I Understand You Mr. Grinch

If there is one thing I’ve always been its emotionally stunted. I hate emotion. I have avoided it with a fiery passion. Just someone looking at me and simple saying “I’m going to miss you while you’re gone” has sent my mind reeling and me quickly changing subjects.
So what happens when someone like me needs to say something but they don’t know how to or do they want to because of the emotion factor?!?!
Well first I hide. Hiding is something I’ve always been good at with my feelings. In fact I even learned how to fake emotion so that I could actually keep my real emotions buried deep.
As I’ve gotten older this has gotten harder.
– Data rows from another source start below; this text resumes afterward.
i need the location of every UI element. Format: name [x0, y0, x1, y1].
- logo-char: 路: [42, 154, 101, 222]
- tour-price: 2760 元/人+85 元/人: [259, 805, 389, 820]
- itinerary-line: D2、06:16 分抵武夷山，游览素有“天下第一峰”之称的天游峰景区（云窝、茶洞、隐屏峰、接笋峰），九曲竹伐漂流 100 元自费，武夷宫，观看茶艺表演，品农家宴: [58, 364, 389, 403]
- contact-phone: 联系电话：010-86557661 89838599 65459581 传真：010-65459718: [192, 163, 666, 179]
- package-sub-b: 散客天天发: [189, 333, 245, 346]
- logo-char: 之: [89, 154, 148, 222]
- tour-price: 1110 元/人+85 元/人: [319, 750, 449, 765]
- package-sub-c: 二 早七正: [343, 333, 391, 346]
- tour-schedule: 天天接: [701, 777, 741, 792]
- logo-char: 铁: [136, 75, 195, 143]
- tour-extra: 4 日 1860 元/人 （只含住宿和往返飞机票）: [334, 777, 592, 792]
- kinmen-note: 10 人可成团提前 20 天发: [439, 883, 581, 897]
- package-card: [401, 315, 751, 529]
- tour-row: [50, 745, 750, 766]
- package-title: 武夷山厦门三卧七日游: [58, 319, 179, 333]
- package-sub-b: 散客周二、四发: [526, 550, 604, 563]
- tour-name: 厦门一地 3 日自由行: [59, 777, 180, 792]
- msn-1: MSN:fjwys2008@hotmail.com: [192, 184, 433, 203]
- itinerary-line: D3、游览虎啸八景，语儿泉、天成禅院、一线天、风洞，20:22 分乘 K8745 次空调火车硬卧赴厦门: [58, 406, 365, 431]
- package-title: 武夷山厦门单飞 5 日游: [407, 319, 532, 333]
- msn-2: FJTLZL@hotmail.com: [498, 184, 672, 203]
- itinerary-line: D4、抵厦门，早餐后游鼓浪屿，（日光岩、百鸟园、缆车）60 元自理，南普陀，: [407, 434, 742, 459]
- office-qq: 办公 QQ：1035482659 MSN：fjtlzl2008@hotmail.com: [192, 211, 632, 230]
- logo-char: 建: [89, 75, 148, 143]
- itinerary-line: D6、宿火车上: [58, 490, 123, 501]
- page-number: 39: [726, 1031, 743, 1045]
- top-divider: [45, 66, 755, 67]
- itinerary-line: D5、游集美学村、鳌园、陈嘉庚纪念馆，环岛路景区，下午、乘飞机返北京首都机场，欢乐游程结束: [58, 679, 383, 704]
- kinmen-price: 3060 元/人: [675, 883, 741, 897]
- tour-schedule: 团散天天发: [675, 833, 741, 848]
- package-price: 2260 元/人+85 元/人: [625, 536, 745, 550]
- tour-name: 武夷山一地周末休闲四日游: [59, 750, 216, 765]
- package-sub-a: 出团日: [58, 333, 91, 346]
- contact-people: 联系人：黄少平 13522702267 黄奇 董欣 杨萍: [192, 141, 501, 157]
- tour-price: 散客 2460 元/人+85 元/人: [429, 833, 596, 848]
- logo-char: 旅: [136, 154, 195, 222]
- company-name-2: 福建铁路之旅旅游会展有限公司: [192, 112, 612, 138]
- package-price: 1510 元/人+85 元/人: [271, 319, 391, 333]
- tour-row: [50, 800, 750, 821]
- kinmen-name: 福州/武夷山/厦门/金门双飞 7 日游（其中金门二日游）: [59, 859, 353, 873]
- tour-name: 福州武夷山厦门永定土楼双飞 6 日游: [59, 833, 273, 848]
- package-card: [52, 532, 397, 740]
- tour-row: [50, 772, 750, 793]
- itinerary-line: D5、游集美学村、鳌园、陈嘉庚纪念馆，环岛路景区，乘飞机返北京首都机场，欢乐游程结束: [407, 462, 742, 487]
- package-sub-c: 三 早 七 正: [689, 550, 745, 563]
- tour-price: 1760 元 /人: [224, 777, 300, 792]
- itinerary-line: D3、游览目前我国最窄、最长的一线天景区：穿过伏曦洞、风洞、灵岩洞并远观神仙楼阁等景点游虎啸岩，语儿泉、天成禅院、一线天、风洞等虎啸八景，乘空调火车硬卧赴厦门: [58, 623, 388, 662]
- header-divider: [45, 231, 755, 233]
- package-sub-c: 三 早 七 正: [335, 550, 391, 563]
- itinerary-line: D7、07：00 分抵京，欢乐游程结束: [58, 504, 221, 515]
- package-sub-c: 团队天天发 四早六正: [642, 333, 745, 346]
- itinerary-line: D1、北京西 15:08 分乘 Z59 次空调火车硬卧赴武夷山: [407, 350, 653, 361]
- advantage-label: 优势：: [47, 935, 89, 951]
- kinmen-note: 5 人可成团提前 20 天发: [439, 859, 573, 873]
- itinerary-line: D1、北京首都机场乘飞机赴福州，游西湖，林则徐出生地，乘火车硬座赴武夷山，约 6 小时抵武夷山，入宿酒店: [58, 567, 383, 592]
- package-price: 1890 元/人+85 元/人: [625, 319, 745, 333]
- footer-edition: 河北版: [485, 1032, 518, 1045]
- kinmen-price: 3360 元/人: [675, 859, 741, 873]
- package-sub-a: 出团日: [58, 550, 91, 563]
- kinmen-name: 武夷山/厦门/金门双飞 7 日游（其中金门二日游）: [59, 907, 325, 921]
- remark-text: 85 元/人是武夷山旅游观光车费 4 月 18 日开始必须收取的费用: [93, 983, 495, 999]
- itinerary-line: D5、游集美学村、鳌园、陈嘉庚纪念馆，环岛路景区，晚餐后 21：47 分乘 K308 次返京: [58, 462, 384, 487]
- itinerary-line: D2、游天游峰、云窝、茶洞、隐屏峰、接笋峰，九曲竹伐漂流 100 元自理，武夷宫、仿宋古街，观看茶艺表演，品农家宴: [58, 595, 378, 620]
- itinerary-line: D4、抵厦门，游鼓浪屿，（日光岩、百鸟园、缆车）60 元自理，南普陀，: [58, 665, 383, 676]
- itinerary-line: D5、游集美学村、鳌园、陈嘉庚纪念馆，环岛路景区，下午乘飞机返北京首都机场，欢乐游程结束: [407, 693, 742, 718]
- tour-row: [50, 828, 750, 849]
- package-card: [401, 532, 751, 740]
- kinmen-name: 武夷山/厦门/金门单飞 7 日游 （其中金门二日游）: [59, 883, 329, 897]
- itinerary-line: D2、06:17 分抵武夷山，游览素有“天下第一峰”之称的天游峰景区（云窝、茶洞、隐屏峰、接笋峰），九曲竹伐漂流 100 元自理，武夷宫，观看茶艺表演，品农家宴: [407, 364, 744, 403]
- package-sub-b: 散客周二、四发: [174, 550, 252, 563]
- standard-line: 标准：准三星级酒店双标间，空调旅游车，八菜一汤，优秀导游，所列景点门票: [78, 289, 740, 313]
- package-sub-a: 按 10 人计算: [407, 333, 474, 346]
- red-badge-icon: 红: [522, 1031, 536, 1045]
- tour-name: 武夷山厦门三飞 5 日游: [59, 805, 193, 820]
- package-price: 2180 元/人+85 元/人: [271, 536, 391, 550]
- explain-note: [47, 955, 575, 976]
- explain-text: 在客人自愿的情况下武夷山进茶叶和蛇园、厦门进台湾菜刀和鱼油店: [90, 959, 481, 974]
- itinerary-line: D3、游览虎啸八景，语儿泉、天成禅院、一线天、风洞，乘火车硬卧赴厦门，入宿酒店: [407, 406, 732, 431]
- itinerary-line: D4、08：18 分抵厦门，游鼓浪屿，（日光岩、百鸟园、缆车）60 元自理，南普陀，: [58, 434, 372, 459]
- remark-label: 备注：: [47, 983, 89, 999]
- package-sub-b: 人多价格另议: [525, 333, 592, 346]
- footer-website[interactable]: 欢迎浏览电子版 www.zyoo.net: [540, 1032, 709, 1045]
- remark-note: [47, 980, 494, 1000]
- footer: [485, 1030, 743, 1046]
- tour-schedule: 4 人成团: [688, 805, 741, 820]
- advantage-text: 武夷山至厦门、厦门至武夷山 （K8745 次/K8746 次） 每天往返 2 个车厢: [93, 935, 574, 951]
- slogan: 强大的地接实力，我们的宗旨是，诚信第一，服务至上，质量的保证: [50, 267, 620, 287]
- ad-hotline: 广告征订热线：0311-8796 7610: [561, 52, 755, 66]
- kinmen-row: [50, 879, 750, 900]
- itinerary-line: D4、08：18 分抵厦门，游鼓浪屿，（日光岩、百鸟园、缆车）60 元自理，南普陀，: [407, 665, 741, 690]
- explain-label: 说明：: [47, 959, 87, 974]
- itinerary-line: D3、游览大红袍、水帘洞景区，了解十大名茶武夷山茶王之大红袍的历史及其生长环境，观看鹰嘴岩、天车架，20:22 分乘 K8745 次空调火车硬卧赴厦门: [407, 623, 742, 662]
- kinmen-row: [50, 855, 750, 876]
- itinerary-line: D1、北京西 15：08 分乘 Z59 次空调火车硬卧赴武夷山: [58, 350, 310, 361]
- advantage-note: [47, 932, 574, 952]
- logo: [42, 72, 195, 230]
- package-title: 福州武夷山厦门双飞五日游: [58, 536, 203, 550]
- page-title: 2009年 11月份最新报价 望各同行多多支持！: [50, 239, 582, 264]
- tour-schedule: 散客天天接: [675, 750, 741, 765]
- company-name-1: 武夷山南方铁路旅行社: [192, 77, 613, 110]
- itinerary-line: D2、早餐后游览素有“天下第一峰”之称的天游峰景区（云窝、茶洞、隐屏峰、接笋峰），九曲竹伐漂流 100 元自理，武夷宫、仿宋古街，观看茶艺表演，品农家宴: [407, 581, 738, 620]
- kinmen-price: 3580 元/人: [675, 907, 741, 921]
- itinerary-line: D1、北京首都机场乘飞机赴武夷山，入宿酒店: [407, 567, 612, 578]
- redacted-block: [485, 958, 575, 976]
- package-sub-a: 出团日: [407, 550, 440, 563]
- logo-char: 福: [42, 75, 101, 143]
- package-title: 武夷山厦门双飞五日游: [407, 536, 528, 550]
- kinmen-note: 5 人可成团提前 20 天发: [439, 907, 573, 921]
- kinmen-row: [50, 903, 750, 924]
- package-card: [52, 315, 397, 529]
I’ve even found from time to time that I wanted to share but I just didn’t know how to go about it.
Today was one of those days for me where I wanted to say something but I couldn’t. There was just to much emotion involved. I kept it to myself.  But unlike usual I couldn’t bury it. The feelings kept festering right there at the surface trying to come out. Trying to be shared. However I wouldn’t let it because I didn’t want to feel the emotion. I couldn’t deal with it. Just the thought left me feeling lost, useless and even stupid.
So I went about the day trying hard to fight what was wanting to come out.
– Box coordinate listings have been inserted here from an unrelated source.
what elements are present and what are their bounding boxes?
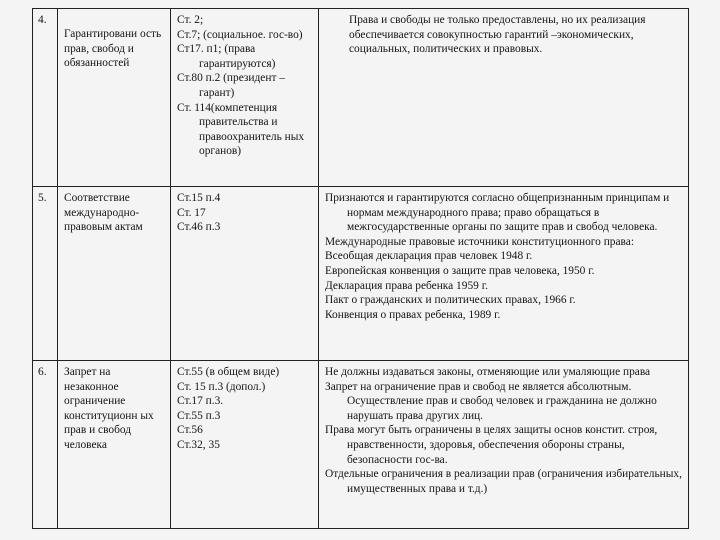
note-text: Права могут быть ограничены в целях защиты основ констит. строя, нравственности, здоровья, обеспечения обороны страны, безопасности гос-ва. [325, 424, 658, 466]
article-item: Ст.56 [177, 424, 203, 437]
table-row [33, 361, 689, 529]
article-item: Ст17. п1; (права гарантируются) [177, 43, 276, 70]
topic-cell [58, 187, 171, 361]
notes-cell [319, 9, 689, 187]
articles-cell [171, 9, 319, 187]
note-text: Пакт о гражданских и политических правах, 1966 г. [325, 294, 576, 307]
articles-cell [171, 361, 319, 529]
row-number: 4. [33, 9, 58, 187]
topic-text: Запрет на незаконное ограничение конституционн ых прав и свобод человека [64, 366, 154, 451]
article-item: Ст.17 п.3. [177, 395, 224, 408]
article-item: Ст.46 п.3 [177, 221, 221, 234]
note-text: Международные правовые источники конституционного права: [325, 235, 635, 248]
note-text: Запрет на ограничение прав и свобод не является абсолютным. Осуществление прав и свобод человек и гражданина не должно нарушать права других лиц. [325, 380, 657, 422]
article-item: Ст.55 (в общем виде) [177, 366, 280, 378]
table-row [33, 9, 689, 187]
topic-cell [58, 361, 171, 529]
article-item: Ст.55 п.3 [177, 409, 221, 422]
article-item: Ст.7; (социальное. гос-во) [177, 28, 303, 41]
note-text: Признаются и гарантируются согласно общепризнанным принципам и нормам международного права; право обращаться в межгосударственные органы по защите прав и свобод человека. [325, 192, 670, 234]
article-item: Ст. 17 [177, 206, 206, 219]
table-row [33, 187, 689, 361]
article-item: Ст. 114(компетенция правительства и правоохранитель ных органов) [177, 101, 305, 158]
topic-text: Соответствие международно-правовым актам [64, 192, 143, 234]
rights-guarantees-table [32, 8, 689, 529]
note-text: Не должны издаваться законы, отменяющие или умаляющие права [325, 366, 651, 378]
notes-cell [319, 361, 689, 529]
row-number: 6. [33, 361, 58, 529]
articles-cell [171, 187, 319, 361]
article-item: Ст. 2; [177, 14, 204, 26]
note-text: Отдельные ограничения в реализации прав (ограничения избирательных, имущественных права и т.д.) [325, 468, 682, 495]
note-text: Декларация права ребенка 1959 г. [325, 279, 488, 292]
article-item: Ст. 15 п.3 (допол.) [177, 380, 266, 393]
article-item: Ст.80 п.2 (президент – гарант) [177, 72, 285, 99]
note-text: Конвенция о правах ребенка, 1989 г. [325, 308, 501, 321]
row-number: 5. [33, 187, 58, 361]
notes-cell [319, 187, 689, 361]
topic-text: Гарантировани ость прав, свобод и обязанностей [64, 28, 162, 70]
article-item: Ст.32, 35 [177, 438, 220, 451]
note-text: Европейская конвенция о защите прав человека, 1950 г. [325, 264, 595, 277]
note-text: Права и свободы не только предоставлены, но их реализация обеспечивается совокупностью гарантий –экономических, социальных, политических и правовых. [349, 14, 646, 56]
topic-cell [58, 9, 171, 187]
article-item: Ст.15 п.4 [177, 192, 221, 204]
note-text: Всеобщая декларация прав человек 1948 г. [325, 250, 533, 263]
Finally in the end I lost the battle. I found myself writing out this super long text saying how I was feeling. I was crying and I hated it. It was to real and I don’t like that.  Its to hard. As I pressed send I laid there in bed worried. The person it was going to knew I didn’t do emotion. They knew how it made me feel.
Then my cell went off and I just looked at it. I was afraid to check it. I had put myself out there and I was feeling. I swear I know what the Grinch must of been going through when his little heart started to feel.
Trust me its not one bit pleasant.
As I opened the text I smiled. The person knew I had something bothering me and knew in my own time I would share.
Its hard being the way that I am. I really don’t want to be like this anymore. Its hard though. But I’m trying.